I was telling an amusing story at table yesterday midday, when my glance chanced to rest upon Miss West. She was not listening. Her food on her fork was suspended in the air a sheer instant as she looked at her father with all her eyes. It was a stare of fear. She realized that I was observing, and with superb control, slowly, quite naturally, she lowered the fork and rested it on her plate, retaining her hold on it and retaining her father's face in her look.
But I had seen. Yes; I had seen more than that. I had seen Captain West's face a transparent white, while his eyelids fluttered down and his lips moved noiselessly. Then the eyelids raised, the lips set again with their habitual discipline, and the colour slowly returned to his face. It was as if he had been away for a time and just returned. But I had seen, and guessed her secret.
And yet it was this same Captain West, seven hours later, who chastened the proud sailor spirit of Mr. Pike. It was in the second dog-watch that evening, a dark night, and the watch was pulling away on the main deck. I had just come out of the chart-house door and seen Captain West pace by me, hands in pockets, toward the break of the poop. Abruptly, from the mizzen-mast, came a snap of breakage and crash of fabric.
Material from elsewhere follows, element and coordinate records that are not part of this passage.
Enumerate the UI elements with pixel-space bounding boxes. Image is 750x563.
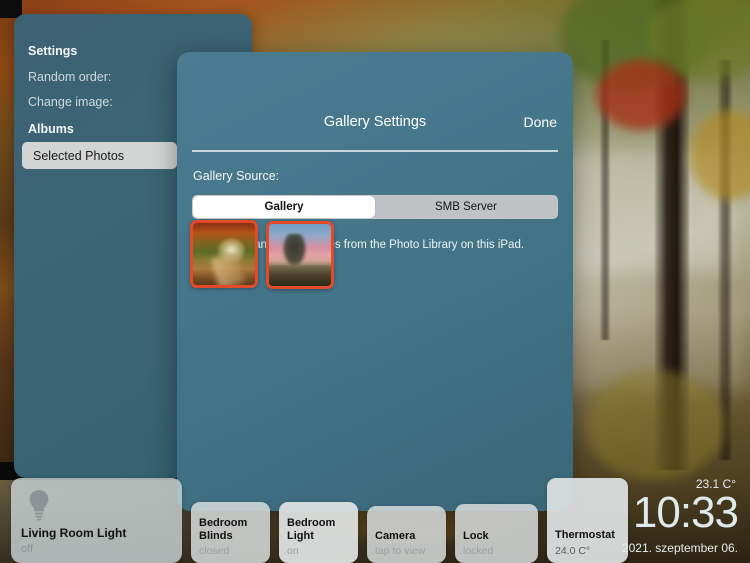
- dock-tile-living-room-light[interactable]: Living Room Light off: [11, 478, 182, 563]
- status-clock-cluster: 23.1 C° 10:33 2021. szeptember 06.: [616, 472, 744, 563]
- foliage: [596, 60, 686, 130]
- gallery-source-label: Gallery Source:: [193, 169, 280, 183]
- thumbnail-image: [193, 223, 255, 285]
- dock-tile-camera[interactable]: Camera tap to view: [367, 506, 446, 563]
- settings-panel-title: Settings: [28, 44, 78, 58]
- album-item-selected-photos[interactable]: Selected Photos: [22, 142, 177, 169]
- setting-change-image-label[interactable]: Change image:: [28, 95, 113, 109]
- albums-header: Albums: [28, 122, 74, 136]
- dock-tile-label: Lock: [463, 529, 489, 542]
- done-button[interactable]: Done: [524, 114, 557, 130]
- gallery-settings-modal: Gallery Settings Done Gallery Source: Ga…: [177, 52, 573, 511]
- foliage: [585, 370, 725, 480]
- dock-tile-bedroom-blinds[interactable]: Bedroom Blinds closed: [191, 502, 270, 563]
- clock-date: 2021. szeptember 06.: [621, 541, 738, 555]
- dock-tile-state: closed: [199, 545, 230, 557]
- dock-tile-state: tap to view: [375, 545, 426, 557]
- modal-title: Gallery Settings: [323, 114, 427, 130]
- lightbulb-icon: [29, 490, 49, 521]
- setting-random-order-label[interactable]: Random order:: [28, 70, 111, 84]
- modal-divider: [192, 150, 558, 152]
- dock-tile-label: Thermostat: [555, 528, 615, 541]
- dock-tile-bedroom-light[interactable]: Bedroom Light on: [279, 502, 358, 563]
- dock-tile-state: on: [287, 545, 299, 557]
- ipad-home-screen: Settings Random order: Change image: Alb…: [0, 0, 750, 563]
- dock-tile-label: Camera: [375, 529, 416, 542]
- dock-tile-label: Living Room Light: [21, 525, 127, 540]
- dock-tile-lock[interactable]: Lock locked: [455, 504, 538, 563]
- dock-tile-state: off: [21, 543, 34, 555]
- dock-tile-state: locked: [463, 545, 494, 557]
- segment-smb-server[interactable]: SMB Server: [375, 196, 557, 218]
- thumbnail-image: [269, 224, 331, 286]
- photo-thumbnail-autumn-forest-path[interactable]: [190, 220, 258, 288]
- photo-thumbnail-lone-tree-sunset[interactable]: [266, 221, 334, 289]
- dock-tile-label: Bedroom Blinds: [199, 517, 248, 542]
- segment-gallery[interactable]: Gallery: [193, 196, 375, 218]
- gallery-source-segmented-control[interactable]: Gallery SMB Server: [192, 195, 558, 219]
- dock-tile-label: Bedroom Light: [287, 517, 336, 542]
- dock-tile-state: 24.0 C°: [555, 545, 591, 557]
- clock-time: 10:33: [632, 488, 739, 537]
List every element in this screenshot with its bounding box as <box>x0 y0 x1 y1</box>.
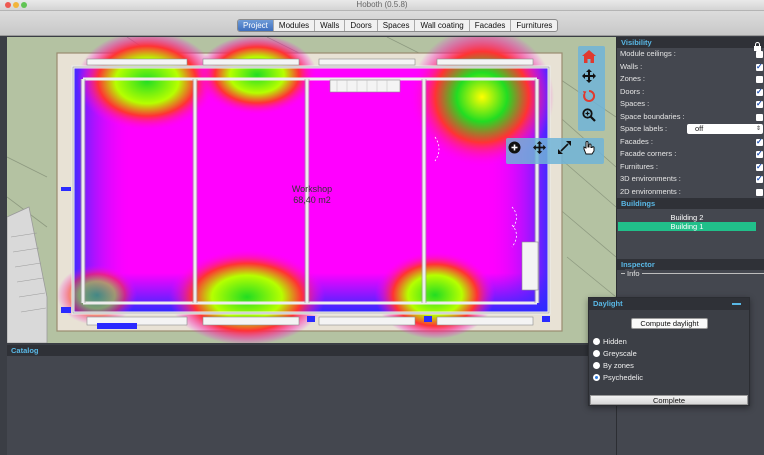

At the same instant the men fell backward and sprawled over the deck.
A moment of silence followed, and then Captain West's voice went out:
"What carried away, Mr. Pike?"
"The halyards, sir," came the reply out of the darkness.
There was a pause. Again Captain West's voice went out.
"Next time slack away on your sheet first."
Now Mr. Pike is incontestably a splendid seaman. Yet in this instance he had been wrong. I have come to know him, and I can well imagine the hurt to his pride. And more--he has a wicked, resentful, primitive nature, and though he answered respectfully enough, "Yes, sir," I felt safe in predicting to myself that the poor devils under him would receive the weight of his resentment in the later watches of the night.
They evidently did; for this morning I noted a black eye on John Hackey, a San Francisco hoodlum, and Guido Bombini was carrying a freshly and outrageously swollen jaw. I asked Wada about the matter, and he soon brought me the news. Quite a bit of beating up takes place for'ard of the deck-houses in the night watches while we of the after-guard peacefully slumber.
Even to-day Mr. Pike is going around sullen and morose, snarling at the men more than usual, and barely polite to Miss West and me when we chance to address him. His replies are grunted in monosyllables, and his face is set in superlative sourness. Miss West who is unaware of the occurrence, laughs and calls it a "sea grouch"--a phenomenon with which she claims large experience.
But I know Mr. Pike now--the stubborn, wonderful old sea-dog. It will be three days before he is himself again. He takes a terrible pride in his seamanship, and what hurts him most is the knowledge that he was guilty of the blunder.